One Python library, ten search backends, no API keys
DDGS is a metasearch library that lets you query Google, Bing, DuckDuckGo, and others without signing up for anything.

What it does
DDGS is a Python library that aggregates web search across multiple backends—text, images, videos, news, even books. You call DDGS().text("python programming") and it returns structured results from whichever engine you specify, or “auto” if you don’t care. It also ships as a FastAPI server and an MCP server for plugging into tools like Claude Desktop or Cursor.
The interesting bit
The “distributed” part is slightly aspirational—there’s no P2P network here, just a clean abstraction over existing search engines.
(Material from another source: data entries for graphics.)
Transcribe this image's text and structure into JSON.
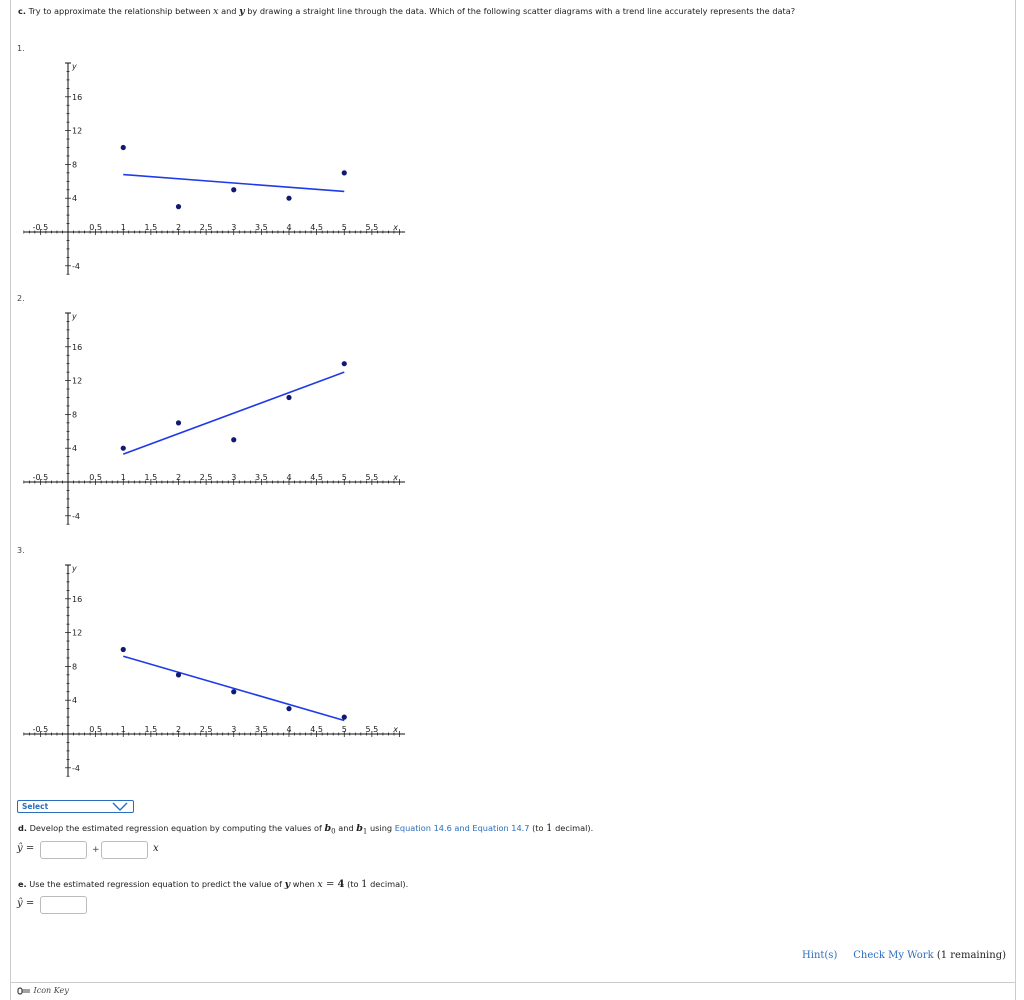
{
  "question_c": {
    "label": "c.",
    "text_parts": [
      "Try to approximate the relationship between ",
      "x",
      " and ",
      "y",
      " by drawing a straight line through the data. Which of the following scatter diagrams with a trend line accurately represents the data?"
    ]
  },
  "options": [
    {
      "label": "1."
    },
    {
      "label": "2."
    },
    {
      "label": "3."
    }
  ],
  "axis": {
    "x_label": "x",
    "y_label": "y",
    "x_ticks": [
      "-0.5",
      "0.5",
      "1",
      "1.5",
      "2",
      "2.5",
      "3",
      "3.5",
      "4",
      "4.5",
      "5",
      "5.5"
    ],
    "y_ticks": [
      "16",
      "12",
      "8",
      "4",
      "-4"
    ]
  },
  "chart_data": [
    {
      "type": "scatter",
      "title": "1.",
      "xlabel": "x",
      "ylabel": "y",
      "xlim": [
        -0.8,
        6.1
      ],
      "ylim": [
        -5,
        20
      ],
      "points": [
        [
          1,
          10
        ],
        [
          2,
          3
        ],
        [
          3,
          5
        ],
        [
          4,
          4
        ],
        [
          5,
          7
        ]
      ],
      "trend_line": [
        [
          1,
          6.8
        ],
        [
          5,
          4.8
        ]
      ]
    },
    {
      "type": "scatter",
      "title": "2.",
      "xlabel": "x",
      "ylabel": "y",
      "xlim": [
        -0.8,
        6.1
      ],
      "ylim": [
        -5,
        20
      ],
      "points": [
        [
          1,
          4
        ],
        [
          2,
          7
        ],
        [
          3,
          5
        ],
        [
          4,
          10
        ],
        [
          5,
          14
        ]
      ],
      "trend_line": [
        [
          1,
          3.3
        ],
        [
          5,
          13
        ]
      ]
    },
    {
      "type": "scatter",
      "title": "3.",
      "xlabel": "x",
      "ylabel": "y",
      "xlim": [
        -0.8,
        6.1
      ],
      "ylim": [
        -5,
        20
      ],
      "points": [
        [
          1,
          10
        ],
        [
          2,
          7
        ],
        [
          3,
          5
        ],
        [
          4,
          3
        ],
        [
          5,
          2
        ]
      ],
      "trend_line": [
        [
          1,
          9.2
        ],
        [
          5,
          1.6
        ]
      ]
    }
  ],
  "select": {
    "label": "Select"
  },
  "question_d": {
    "label": "d.",
    "text_before": "Develop the estimated regression equation by computing the values of ",
    "b0": "b",
    "b0_sub": "0",
    "and": " and ",
    "b1": "b",
    "b1_sub": "1",
    "using": " using ",
    "link": "Equation 14.6 and Equation 14.7",
    "precision_open": " (to ",
    "precision_num": "1",
    "precision_close": " decimal).",
    "yhat": "ŷ =",
    "plus": "+",
    "x_var": "x",
    "b0_value": "",
    "b1_value": ""
  },
  "question_e": {
    "label": "e.",
    "text_before": "Use the estimated regression equation to predict the value of ",
    "y_var": "y",
    "when": " when ",
    "x_eq": "x",
    "eq": " = ",
    "x_val": "4",
    "precision_open": " (to ",
    "precision_num": "1",
    "precision_close": " decimal).",
    "yhat": "ŷ =",
    "value": ""
  },
  "footer": {
    "hints": "Hint(s)",
    "check": "Check My Work",
    "remaining": "(1 remaining)",
    "icon_key": "Icon Key"
  },
  "colors": {
    "accent": "#2a6ebb",
    "trend_line": "#1f3be8",
    "points": "#101a70"
  }
}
The actual value is the proxy support and the lazy-loaded class that keeps initialization cheap until you actually search.
Key highlights
- Ten text backends: Bing, Brave, DuckDuckGo, Google, Grokipedia, Mojeek, Startpage, Yandex, Yahoo, Wikipedia
- Three install flavors: base library,
ddgs[api]for FastAPI server,ddgs[mcp]for Model Context Protocol - Built-in content extraction:
extract()pulls article text from URLs without extra dependencies - Proxy-native: HTTP, HTTPS, SOCKS5 support out of the box, including Tor-style
socks5h:// - No API keys required: Scrapes public search interfaces, which is also why it can break when engines change their HTML
Caveats
- Backend coverage is uneven: images only support Bing and DuckDuckGo, videos only DuckDuckGo, books only Anna’s Archive
- The “auto” backend selection logic isn’t documented; it’s unclear how it picks or falls back
- Requires Python 3.10+, which may exclude older deployments
Verdict
Good fit for prototyping, automation scripts, or local LLM tools that need web search without API billing. Skip it if you need guaranteed uptime, rate-limit transparency, or enterprise support agreements.